Moving along, none of these countries formally recognize Afghanistan’s de facto Taliban-led government (which Moscow still officially designates as terrorists despite pragmatically cooperating with it in the interests of peace, security, and development), but they all have an interest in averting its impending humanitarian crisis. They’ve thus far advanced these shared interests in bilateral ways through their own dispatch of aid to Afghanistan but they’d be much more effective if they pooled their efforts and also considered creating a trilateral investment fund for reconstructing that country.
The same model can also be applied to Syria, which is less urgently in need of this assistance but nevertheless still requires it in order to return to its pre-war economic status quo. Damascus’ courting of Abu Dhabi in recent years has opened up the chance of receiving Gulf investment in the future, but the UAE would probably feel more comfortable defying the US’ unilateral secondary sanctions threats aimed at deterring such if RIC moved into that country in a major way as well.

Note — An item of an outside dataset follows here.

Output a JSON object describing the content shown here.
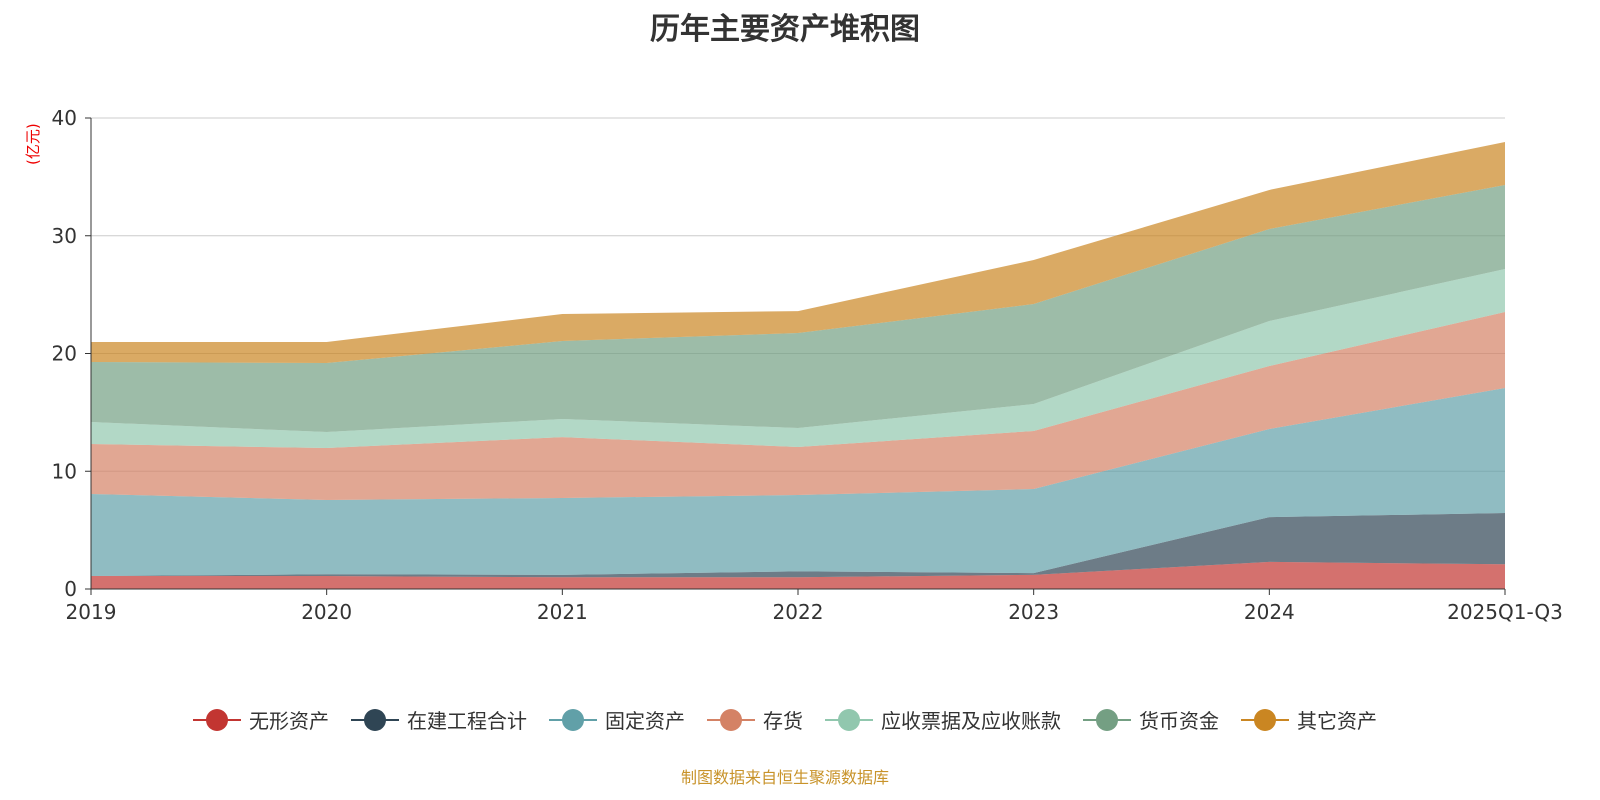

Those three Great Powers, the UAE, and Syria might even create alternative financial mechanisms for avoiding sanctions.
As for Ethiopia, it’s only the northern part of that country that’s been directly affected by the US-led West’s Hybrid War over the past 13 months but this Horn of Africa state is facing the threat of serious economic and financial pressure upon its impending victory in the war as hinted by recent American moves in that direction. It deserves mentioning that it’s also the second most populous country in Africa, used to have the continent’s fastest growth rates before COVID-19, is its historical anti-imperialist and pan-African leader, and hosts the African Union, which makes it a highly strategic partner for RIC.

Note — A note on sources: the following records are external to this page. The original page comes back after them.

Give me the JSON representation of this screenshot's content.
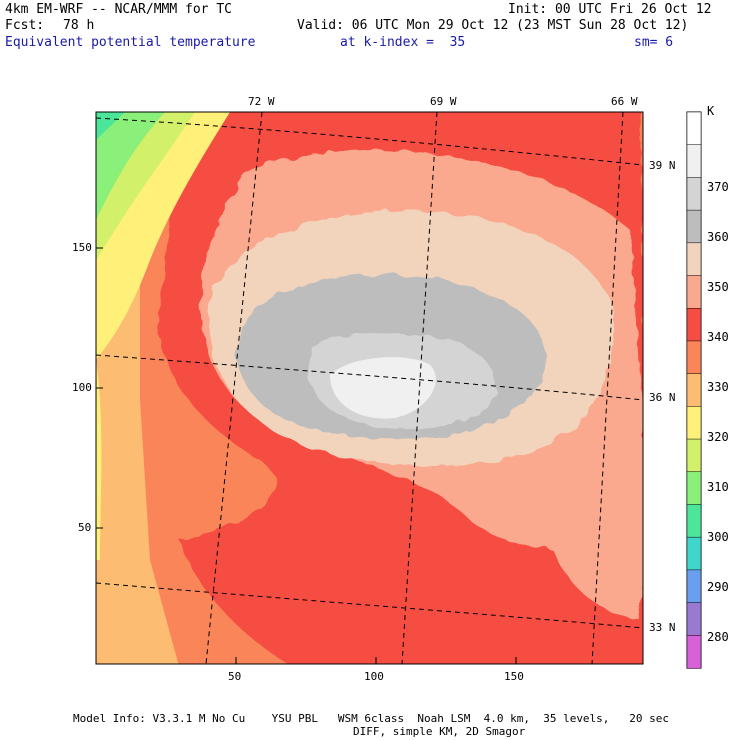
{
  "header": {
    "model": "4km EM-WRF -- NCAR/MMM for TC",
    "init": "Init: 00 UTC Fri 26 Oct 12",
    "fcst_label": "Fcst:",
    "fcst_value": "78 h",
    "valid": "Valid: 06 UTC Mon 29 Oct 12 (23 MST Sun 28 Oct 12)",
    "field": "Equivalent potential temperature",
    "level": "at k-index =  35",
    "smoothing": "sm= 6"
  },
  "footer": {
    "line1": "Model Info: V3.3.1 M No Cu    YSU PBL   WSM 6class  Noah LSM  4.0 km,  35 levels,   20 sec",
    "line2": "DIFF, simple KM, 2D Smagor"
  },
  "axes": {
    "y_ticks": [
      "150",
      "100",
      "50"
    ],
    "x_ticks": [
      "50",
      "100",
      "150"
    ],
    "lon_labels": [
      "72 W",
      "69 W",
      "66 W"
    ],
    "lat_labels": [
      "39 N",
      "36 N",
      "33 N"
    ]
  },
  "colorbar": {
    "unit": "K",
    "labels": [
      "370",
      "360",
      "350",
      "340",
      "330",
      "320",
      "310",
      "300",
      "290",
      "280"
    ],
    "colors": [
      "#ffffff",
      "#f0f0f0",
      "#d4d4d4",
      "#bdbdbd",
      "#f2d3bc",
      "#fba98e",
      "#f54d43",
      "#fa8559",
      "#fcbc71",
      "#fff079",
      "#d3f06a",
      "#8af07a",
      "#4ce69b",
      "#3fd6cb",
      "#6a9ff0",
      "#9a7ad0",
      "#d860d8"
    ]
  }
}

Considering these four areas of strategic convergence between the RIC countries, President Putin should prioritize ensuring that they’re all placed on the agenda of the proposed meeting between their three heads of state sometime next year. Russia, India, and China can significantly stabilize Afro-Eurasia if they work more closely together in these spheres, which can also bolster trust between the two Asian Great Powers of this tripartite axis in order to improve the chances of them politically resolving their many disputes. For these reasons, the proposed RIC summit might be the most important one yet.